The Reports are not an endorsement or indictment of any particular project or team, and the Reports do not guarantee the security of any particular project. This Report does not consider, and should not be interpreted as considering or having any bearing on, the potential economics of a token, token sale or any other product, service or other asset. Cryptographic tokens are emergent technologies and carry with them high levels of technical risk and uncertainty. No Report provides any warranty or representation to any Third-Party in any respect, including regarding the bugfree nature of code, the business model or proprietors of any such business model, and the legal compliance of any such business. No third party should rely on the Reports in any way, including for the purpose of making any decisions to buy or sell any token, product, service or other asset. Specifically, for the avoidance of doubt, this Report does not constitute investment advice, is not intended to be relied upon as investment advice, is not an endorsement of this project or team, and it is not a guarantee as to the absolute security of the project. CD owes no duty to any Third-Party by virtue of publishing these Reports.
PURPOSE OF REPORTS The Reports and the analysis described therein are created solely for Clients and published with their consent. The scope of our review is limited to a review of Solidity code and only the Solidity code we note as being within the scope of our review within this report. The Solidity language itself remains under development and is subject to unknown risks and flaws. The review does not extend to the compiler layer, or any other areas beyond Solidity that could present security risks.

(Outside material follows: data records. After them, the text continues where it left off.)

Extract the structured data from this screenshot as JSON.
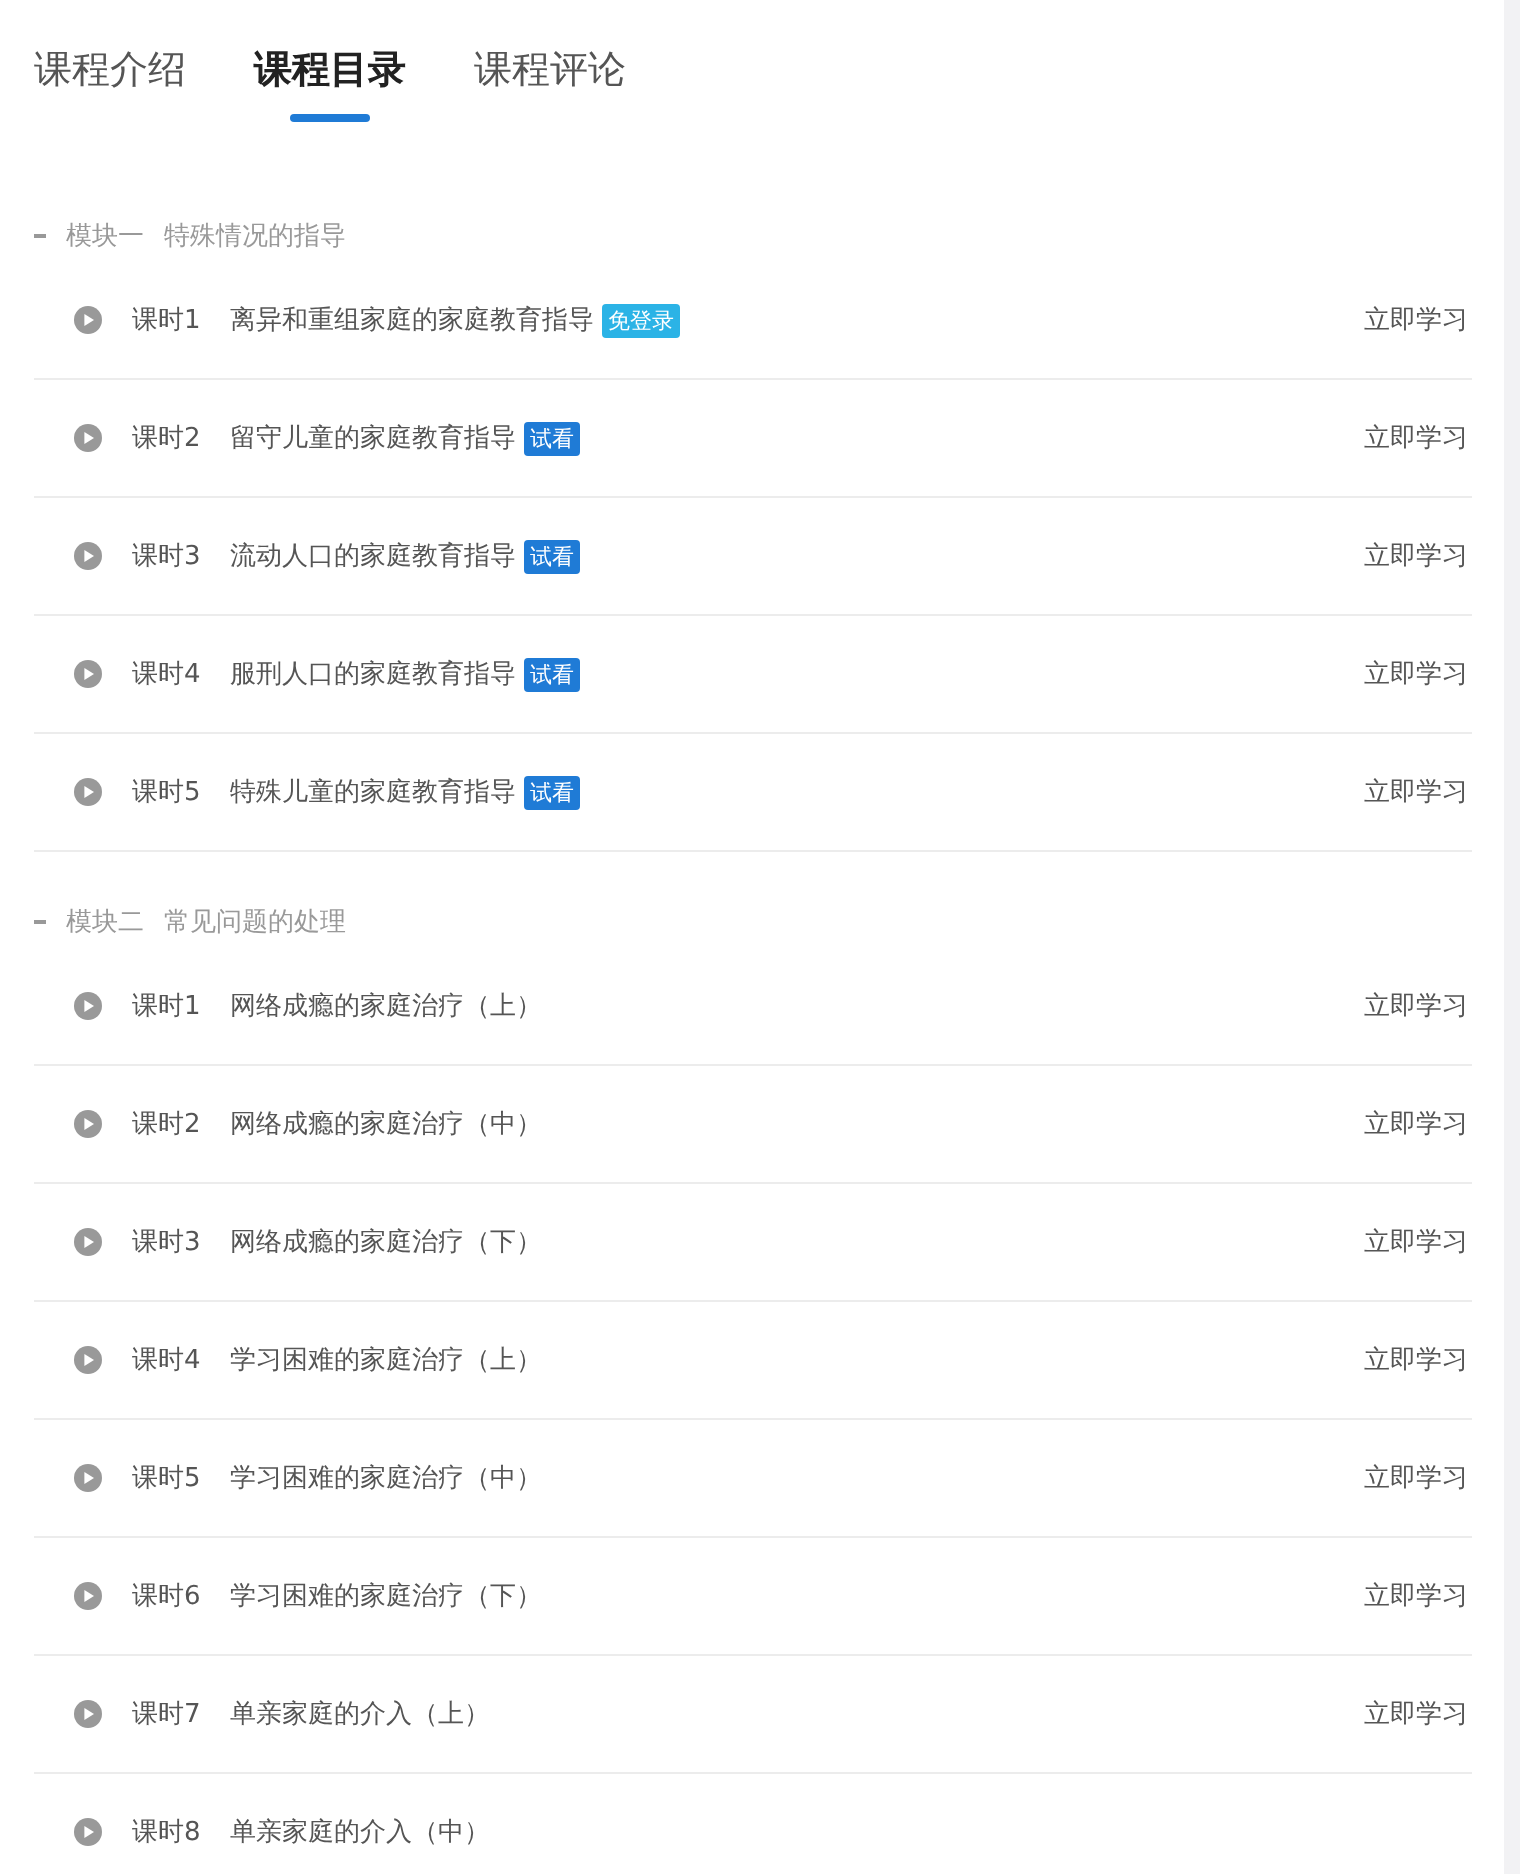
{
  "tabs": [
    {
      "label": "课程介绍",
      "selected": false
    },
    {
      "label": "课程目录",
      "selected": true
    },
    {
      "label": "课程评论",
      "selected": false
    }
  ],
  "modules": [
    {
      "title": "模块一",
      "subtitle": "特殊情况的指导",
      "expanded": true,
      "lessons": [
        {
          "number": "课时1",
          "title": "离异和重组家庭的家庭教育指导",
          "badge": {
            "kind": "free",
            "text": "免登录"
          },
          "action": "立即学习"
        },
        {
          "number": "课时2",
          "title": "留守儿童的家庭教育指导",
          "badge": {
            "kind": "trial",
            "text": "试看"
          },
          "action": "立即学习"
        },
        {
          "number": "课时3",
          "title": "流动人口的家庭教育指导",
          "badge": {
            "kind": "trial",
            "text": "试看"
          },
          "action": "立即学习"
        },
        {
          "number": "课时4",
          "title": "服刑人口的家庭教育指导",
          "badge": {
            "kind": "trial",
            "text": "试看"
          },
          "action": "立即学习"
        },
        {
          "number": "课时5",
          "title": "特殊儿童的家庭教育指导",
          "badge": {
            "kind": "trial",
            "text": "试看"
          },
          "action": "立即学习"
        }
      ]
    },
    {
      "title": "模块二",
      "subtitle": "常见问题的处理",
      "expanded": true,
      "lessons": [
        {
          "number": "课时1",
          "title": "网络成瘾的家庭治疗（上）",
          "action": "立即学习"
        },
        {
          "number": "课时2",
          "title": "网络成瘾的家庭治疗（中）",
          "action": "立即学习"
        },
        {
          "number": "课时3",
          "title": "网络成瘾的家庭治疗（下）",
          "action": "立即学习"
        },
        {
          "number": "课时4",
          "title": "学习困难的家庭治疗（上）",
          "action": "立即学习"
        },
        {
          "number": "课时5",
          "title": "学习困难的家庭治疗（中）",
          "action": "立即学习"
        },
        {
          "number": "课时6",
          "title": "学习困难的家庭治疗（下）",
          "action": "立即学习"
        },
        {
          "number": "课时7",
          "title": "单亲家庭的介入（上）",
          "action": "立即学习"
        },
        {
          "number": "课时8",
          "title": "单亲家庭的介入（中）"
        }
      ]
    }
  ]
}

Cryptographic tokens are emergent technologies and carry with them high levels of technical risk and uncertainty.
CD makes the Reports available to parties other than the Clients (i.e., “third parties”) -- on its GitHub account (https://github.com/ConsenSys). CD hopes that by making these analyses publicly available, it can help the blockchain ecosystem develop technical best practices in this rapidly evolving area of innovation.
LINKS TO OTHER WEB SITES FROM THIS WEB SITE You may, through hypertext or other computer links, gain access to web sites operated by persons other than ConsenSys and CD. Such hyperlinks are provided for your reference and convenience only, and are the exclusive responsibility of such web sites' owners. You agree that ConsenSys and CD are not responsible for the content or operation of such Web sites, and that ConsenSys and CD shall have no liability to you or any other person or entity for the use of third party Web sites. Except as described below, a hyperlink from this web Site to another web site does not imply or mean that ConsenSys and CD endorses the content on that Web site or the operator or operations of that site. You are solely responsible for determining the extent to which you may use any content at any other web sites to which you link from the Reports. ConsenSys and CD assumes no responsibility for the use of third party software on the Web Site and shall have no liability whatsoever to any person or entity for the accuracy or completeness of any outcome generated by such software.
TIMELINESS OF CONTENT The content contained in the Reports is current as of the date appearing on the Report and is subject to change without notice. Unless indicated otherwise, by ConsenSys and CD.